Northwestern Mutual is backing Black- and African American-owned GPs as part of its strategy to invest $100 million in Black, African American and minority-owned businesses.

The Milwaukee, Wisconsin-based life insurance company, which has $270 billion in assets, announced yesterday that it had launched an impact investing fund – an allocation of $100 million from its general portfolio to social impact investments.

“The focus of the fund is to make investments that will help close the racial wealth gap and address inequality in our communities locally and nationally,” Ray Manista, Northwestern Mutual’s executive vice president (pictured above), told New Private Markets.

“To date, we have invested in externally-managed funds that specifically target Black and African American communities locally [in the insurer’s Milwaukee hometown] and nationally as well as a focus on Black and minority-owned businesses,” said Manista.

The insurer has already invested with two Black-owned GPs – the Clear Vision Fund and the Gateway Capital Fund – but it declined to disclose the capital amounts.

Do Black-owned GPs have an advantage in finding sustainable investment opportunities in Black- and minority-owned businesses?

“We can’t speak on behalf of those GPs,” said Manista. ”But we do know that nearly two-thirds of Black-owned businesses are financed outside traditional sources – either through cash, friends and family or cashing in retirement accounts – and when financed, Black-owned businesses receive about half the loan amount as white owned businesses.  So we see GPs such as Gateway and Clear Vision Fund helping to close this gap.”

“When financed, Black-owned businesses receive about half the loan amount as white owned businesses. So we see GPs such as Gateway and Clear Vision Fund helping to close this gap.”

Ray Manista, Northwestern Mutual director

Research shows just how wide the racial wealth gap is in the US venture capital market: 23 percent of Black-owned small businesses have obtained funding from banks in the past five years – which is half as many as white-owned small businesses (46 percent), according to a 2020 survey of small businesses conducted by the 12 reserve banks of the US Federal Reserve System.

Meanwhile a 2016 paper by the Stanford Institute for Economic Policy Research found that Black-owned start-ups have an average of $500 from outside equity (funding from venture capital and angel financing) while white-owned start-ups have an average of $18,500 in outside equity.

With this context, investing to close the racial wealth gap requires Northwestern Mutual to “remain opportunistic and flexible as we identify potential investments that can deliver impact to these communities”.

Northwestern Mutual’s $100 million commitment has three core themes: physical and social infrastructure, access to capital for individuals and business, and healthy and sustainable neighbourhoods and communities.

“The Clear Vision Fund, run by Siebert Williams Shank, will make investments in minority-owned businesses with an emphasis on Black- and Latino-owned businesses, enterprises that operate in or serve underserved markets and businesses that foster inclusive growth through commercially sustainable business models,” explained Manista.

Gateway Capital Fund, an African American-led venture capital fund, is primarily targeting Milwaukee County for investment opportunities but also throughout the state of Wisconsin, he said.

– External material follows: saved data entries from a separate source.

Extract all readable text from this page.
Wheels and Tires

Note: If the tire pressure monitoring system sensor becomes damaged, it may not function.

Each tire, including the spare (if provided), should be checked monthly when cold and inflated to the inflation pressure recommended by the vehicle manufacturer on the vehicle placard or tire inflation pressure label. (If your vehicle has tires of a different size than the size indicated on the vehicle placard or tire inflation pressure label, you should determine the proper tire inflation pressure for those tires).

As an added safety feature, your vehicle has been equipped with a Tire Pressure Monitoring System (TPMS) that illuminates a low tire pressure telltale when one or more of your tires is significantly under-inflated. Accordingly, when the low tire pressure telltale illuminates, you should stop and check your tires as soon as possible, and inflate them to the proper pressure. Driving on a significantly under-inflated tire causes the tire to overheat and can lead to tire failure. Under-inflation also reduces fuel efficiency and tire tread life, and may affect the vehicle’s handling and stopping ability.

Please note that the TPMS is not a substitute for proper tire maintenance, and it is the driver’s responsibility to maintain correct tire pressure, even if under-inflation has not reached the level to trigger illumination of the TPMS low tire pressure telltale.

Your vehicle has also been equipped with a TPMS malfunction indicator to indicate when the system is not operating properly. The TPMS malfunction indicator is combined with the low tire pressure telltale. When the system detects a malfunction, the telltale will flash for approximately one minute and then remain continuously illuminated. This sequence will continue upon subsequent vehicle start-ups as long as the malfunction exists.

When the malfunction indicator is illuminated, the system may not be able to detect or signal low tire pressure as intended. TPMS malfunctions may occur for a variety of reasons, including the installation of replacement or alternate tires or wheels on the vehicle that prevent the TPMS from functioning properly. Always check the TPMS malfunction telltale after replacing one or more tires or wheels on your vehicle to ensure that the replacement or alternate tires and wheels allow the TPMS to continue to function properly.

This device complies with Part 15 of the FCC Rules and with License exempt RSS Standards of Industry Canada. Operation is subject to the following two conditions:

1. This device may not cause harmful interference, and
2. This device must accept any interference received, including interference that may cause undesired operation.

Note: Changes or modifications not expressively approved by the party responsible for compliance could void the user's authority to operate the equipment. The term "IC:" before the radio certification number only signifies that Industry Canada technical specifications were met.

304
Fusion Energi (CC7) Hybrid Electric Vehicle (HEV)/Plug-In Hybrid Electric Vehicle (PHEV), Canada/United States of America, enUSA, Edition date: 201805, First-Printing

Gateway’s Fund will make investments in companies seeking seed and early-stage investments.

“We fully expect there will also be the opportunity to continue to provide value to our policyowners. We do not believe that return and impact are mutually exclusive,” he added.

Northwestern Mutual does not have a specific time horizon to deploy the $100 million commitment, “as we intentionally want flexibility to invest in the right opportunities”, he said.

The insurer has not ruled out direct investments or investing with GPs or funds that are not Black-, African American- or minority-owned. “We’ll continue to remain opportunistic with our approach,” added Manista.